12/02/2021 22:47
Subject: Tips for breakfast egg cups/muffins?
Don't over mix the eggs. Add dairy (milk or cream).
Anonymous
12/02/2021 22:44
Subject: Tips for breakfast egg cups/muffins?
Get a small non stick pan. It makes less than a couple minutes to scramble and egg and add some shredded cheese
Anonymous
12/02/2021 21:29
Subject: Re:Tips for breakfast egg cups/muffins?
I had the same spongy problem. Then I added cream and cheese. Problem solved.
Anonymous
12/02/2021 21:23
Subject: Re:Tips for breakfast egg cups/muffins?
Instead of making them ahead of time, make singles in the microwave each day.
Crack 2 eggs into a mug or ramekin.
Add a splash (2 tbsp) of milk
Whisk.
Cook 1 minute on high.
Stir. Add your diced veggies/meat.
Cook 1 minute on high.
Top with cheese if you like.
Let stand for 1 minute.
Eat.
Anonymous
12/02/2021 21:08
Subject: Tips for breakfast egg cups/muffins?
The only way around this is to make hard boiled eggs. Every other type of eggs does not taste good reheated.
Anonymous
12/02/2021 21:03
Subject: Tips for breakfast egg cups/muffins?
Starbucks has a good texture because they're steamed / sous vide. I think if you want a fluffy texture via oven, add milk or cream when mixing, low temperature, and use a water bath to steam up the oven -- otherwise eggs tend to dry out in the oven, hence rubbery.
12/02/2021 20:58
Subject: Tips for breakfast egg cups/muffins?
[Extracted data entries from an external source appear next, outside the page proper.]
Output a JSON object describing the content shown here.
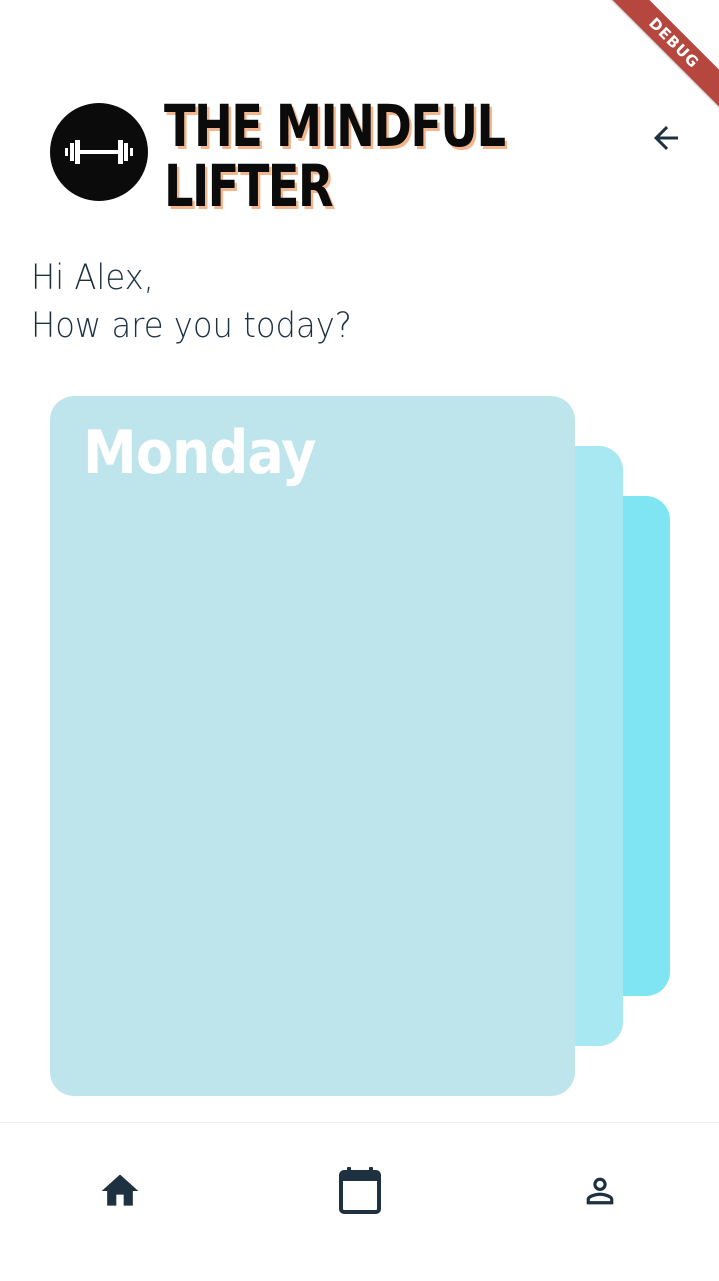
{
  "debug_banner": {
    "label": "DEBUG"
  },
  "header": {
    "brand_line1": "THE MINDFUL",
    "brand_line2": "LIFTER",
    "logo_icon": "dumbbell-icon",
    "back_icon": "arrow-left-icon"
  },
  "greeting": {
    "line1": "Hi Alex,",
    "line2": "How are you today?"
  },
  "day_cards": [
    {
      "label": "Monday"
    }
  ],
  "bottom_nav": {
    "items": [
      {
        "icon": "home-icon"
      },
      {
        "icon": "calendar-icon"
      },
      {
        "icon": "person-icon"
      }
    ]
  },
  "colors": {
    "text_dark": "#1d3140",
    "card_front": "#bfe5ec",
    "card_middle": "#a8e8f2",
    "card_back": "#7fe5f3",
    "brand_shadow": "#f2b58e",
    "debug_ribbon": "#b5473f"
  }
}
I am not a morning person and have started snacking too much at work because I dont eat breakfast. I tried making egg cups/muffins (scrambled egg, some sausage, onion, bit of cheese) and baking them but they end up oddly spongy and even a bit rubbery if I reheat the next day. Anyone have any tips on how to have these things end up with a more appetizing texture? Or a recipe you use that you think tastes good even heated up a few days later?